Lautrec himself makes an appearance in Painting the Blue Period: his efflorescent “May Milton” (1895), a mixed-media depiction of the English dancer, is hung adjacent to “Catcalls and Capers” and “Lures for Men.” By placing these works in close proximity, Brummel and Frank underscore Picasso’s preternatural ability to absorb and integrate influences. Throughout the exhibition, Picasso’s efforts in oil, graphite, charcoal and bronze — including “Seated Woman” (1902), his first attempt at sculpture — are juxtaposed with works by historical figures, as well as those of artists within his milieu. “Nude Woman Standing, Drying Herself” (1891-92), a lithograph by Edgar Degas, and two sculptures by Auguste Rodin, “Eve” (c. 1881) and “Crouching Woman” (1880-82), are set alongside Picasso’s early explorations into the expressive potential ofthe female form. Elsewhere, Honoré Daumier, Édouard Vuillard, Pierre Puvis de Chavannes, Luis de Morales and El Greco amplify Picasso’s work in revelatory ways flummoxing ways, too. Who would consider mashing-up Puvis de Chavannes’s arid neoclassicism with the decorative contouring of Vuillard? It’s an endeavor that would strain most imaginations. But imagine Picasso most surely did, particularly with “The Soup.”

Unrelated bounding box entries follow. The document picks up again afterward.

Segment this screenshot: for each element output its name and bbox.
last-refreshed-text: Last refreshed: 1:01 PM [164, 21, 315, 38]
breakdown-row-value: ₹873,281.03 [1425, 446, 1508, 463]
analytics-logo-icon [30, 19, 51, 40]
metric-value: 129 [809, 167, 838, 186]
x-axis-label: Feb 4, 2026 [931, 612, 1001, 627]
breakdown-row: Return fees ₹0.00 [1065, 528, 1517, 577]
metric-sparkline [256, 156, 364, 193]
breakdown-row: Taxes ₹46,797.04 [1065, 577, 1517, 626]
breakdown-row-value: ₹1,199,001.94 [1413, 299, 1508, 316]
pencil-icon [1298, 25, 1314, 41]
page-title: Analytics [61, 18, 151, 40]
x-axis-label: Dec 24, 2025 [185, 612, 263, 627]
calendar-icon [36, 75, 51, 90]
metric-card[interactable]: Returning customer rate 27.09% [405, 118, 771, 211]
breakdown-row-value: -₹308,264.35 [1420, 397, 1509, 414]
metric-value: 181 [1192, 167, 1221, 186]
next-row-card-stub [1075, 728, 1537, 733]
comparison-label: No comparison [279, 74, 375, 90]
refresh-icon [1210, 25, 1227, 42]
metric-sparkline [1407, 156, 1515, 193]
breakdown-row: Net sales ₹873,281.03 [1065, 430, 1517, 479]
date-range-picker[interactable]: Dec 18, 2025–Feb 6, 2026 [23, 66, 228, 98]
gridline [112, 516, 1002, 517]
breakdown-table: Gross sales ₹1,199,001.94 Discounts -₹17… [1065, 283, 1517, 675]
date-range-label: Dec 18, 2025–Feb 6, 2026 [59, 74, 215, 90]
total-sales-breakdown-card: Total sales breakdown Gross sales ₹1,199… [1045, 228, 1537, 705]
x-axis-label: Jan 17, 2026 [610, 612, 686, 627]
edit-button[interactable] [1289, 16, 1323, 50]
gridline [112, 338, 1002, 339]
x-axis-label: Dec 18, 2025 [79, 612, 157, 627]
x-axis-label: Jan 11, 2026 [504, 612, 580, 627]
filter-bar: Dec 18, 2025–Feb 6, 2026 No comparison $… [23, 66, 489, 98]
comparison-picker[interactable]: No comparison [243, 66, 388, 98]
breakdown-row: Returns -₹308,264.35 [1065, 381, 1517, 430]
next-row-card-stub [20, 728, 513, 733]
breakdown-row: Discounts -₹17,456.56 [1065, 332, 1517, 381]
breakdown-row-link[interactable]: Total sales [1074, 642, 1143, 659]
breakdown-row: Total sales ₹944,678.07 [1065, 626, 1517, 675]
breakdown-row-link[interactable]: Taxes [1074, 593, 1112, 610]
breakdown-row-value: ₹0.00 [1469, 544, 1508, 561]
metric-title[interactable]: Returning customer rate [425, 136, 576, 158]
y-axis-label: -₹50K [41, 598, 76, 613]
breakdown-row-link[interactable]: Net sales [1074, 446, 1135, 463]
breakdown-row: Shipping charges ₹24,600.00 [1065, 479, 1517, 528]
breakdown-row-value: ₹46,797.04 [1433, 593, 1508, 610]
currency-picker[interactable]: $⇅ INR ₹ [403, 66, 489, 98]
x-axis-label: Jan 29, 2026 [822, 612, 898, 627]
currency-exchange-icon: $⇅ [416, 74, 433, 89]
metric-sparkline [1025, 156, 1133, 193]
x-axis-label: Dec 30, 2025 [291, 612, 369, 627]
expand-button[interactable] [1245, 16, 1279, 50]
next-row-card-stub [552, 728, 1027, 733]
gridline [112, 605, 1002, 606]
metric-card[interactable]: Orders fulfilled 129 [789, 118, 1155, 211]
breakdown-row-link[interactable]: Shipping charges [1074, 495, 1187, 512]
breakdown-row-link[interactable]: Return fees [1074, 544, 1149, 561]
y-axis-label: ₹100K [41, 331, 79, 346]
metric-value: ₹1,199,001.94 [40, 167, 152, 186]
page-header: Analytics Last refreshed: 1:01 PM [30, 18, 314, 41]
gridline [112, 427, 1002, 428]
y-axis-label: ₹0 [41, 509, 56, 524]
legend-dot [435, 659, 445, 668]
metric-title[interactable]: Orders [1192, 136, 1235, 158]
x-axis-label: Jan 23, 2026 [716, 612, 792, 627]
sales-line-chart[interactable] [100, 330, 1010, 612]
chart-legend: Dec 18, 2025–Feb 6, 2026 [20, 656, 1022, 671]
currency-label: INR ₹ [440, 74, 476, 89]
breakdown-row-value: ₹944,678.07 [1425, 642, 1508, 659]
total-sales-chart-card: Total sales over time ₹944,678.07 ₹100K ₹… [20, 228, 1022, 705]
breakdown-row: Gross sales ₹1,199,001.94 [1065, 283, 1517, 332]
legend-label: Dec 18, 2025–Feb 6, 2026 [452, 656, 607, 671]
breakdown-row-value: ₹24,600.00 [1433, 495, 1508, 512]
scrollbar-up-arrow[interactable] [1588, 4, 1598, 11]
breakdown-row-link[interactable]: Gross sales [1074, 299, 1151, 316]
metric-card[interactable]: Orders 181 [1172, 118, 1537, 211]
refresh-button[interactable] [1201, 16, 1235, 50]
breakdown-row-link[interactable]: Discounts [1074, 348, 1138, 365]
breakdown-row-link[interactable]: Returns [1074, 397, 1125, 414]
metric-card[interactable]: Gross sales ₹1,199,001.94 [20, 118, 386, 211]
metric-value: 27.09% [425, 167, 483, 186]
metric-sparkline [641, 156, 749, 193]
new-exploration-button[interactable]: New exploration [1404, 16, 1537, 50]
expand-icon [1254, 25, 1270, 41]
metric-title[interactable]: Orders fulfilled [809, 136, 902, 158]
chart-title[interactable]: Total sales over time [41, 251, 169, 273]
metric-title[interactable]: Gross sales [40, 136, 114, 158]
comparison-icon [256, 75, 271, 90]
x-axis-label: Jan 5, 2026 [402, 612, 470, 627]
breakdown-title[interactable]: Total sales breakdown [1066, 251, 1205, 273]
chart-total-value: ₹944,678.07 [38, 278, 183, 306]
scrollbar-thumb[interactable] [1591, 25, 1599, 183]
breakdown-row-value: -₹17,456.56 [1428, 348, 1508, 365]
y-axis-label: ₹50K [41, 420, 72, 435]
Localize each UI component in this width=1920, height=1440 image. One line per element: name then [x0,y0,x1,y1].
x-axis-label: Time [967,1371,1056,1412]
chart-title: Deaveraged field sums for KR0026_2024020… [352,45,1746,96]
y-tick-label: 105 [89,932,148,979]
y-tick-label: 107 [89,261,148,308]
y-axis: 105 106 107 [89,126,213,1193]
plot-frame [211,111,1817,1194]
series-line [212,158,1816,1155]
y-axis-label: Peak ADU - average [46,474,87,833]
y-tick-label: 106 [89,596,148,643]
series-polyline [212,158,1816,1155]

The gallery devoted to “The Soup” is among the most gratifying museum installations in recent memory. Brummel and Frank, with tremendous scholarly acumen and no little sense of nuance, set out the genesis of a simple image — a mother providing a bowl of soup for her daughter — and prove just how complex it is. Painted during a return trip to Spain, “The Soup” revisits a motif Picasso had touched on before: motherhood and poverty. Whereas “Science and Charity” (1897) — an earlier painting not included in the exhibition — was couched in nineteenth-century convention, “The Soup” is startlingly modern, if not strictly speaking Modernist. Writing in the catalogue, Brummel describes it as a “pictorial settlement” between Daumier and Puvis de Chavannes. That’s putting it mildly. What Picasso does is streamline Daumier’s muscular caricatures and bypass Puvis de Chavannes’s Hellenism to channel Third Dynasty Egypt. The accompanying studies on display — done in pastel, oil and ink — testify to the tenacity, grit and gravity with which he approached the picture.
The upshot is a painting whose modest scale can’t contain the monumentality of its forms. In point of comparison, the smattering of pieces that close the exhibition — presaging, as they do, the Rose Period — is small beer. Then again, some respite is in order after the intensity of mood that dominates Painting the Blue Period. It’s a great exhibition.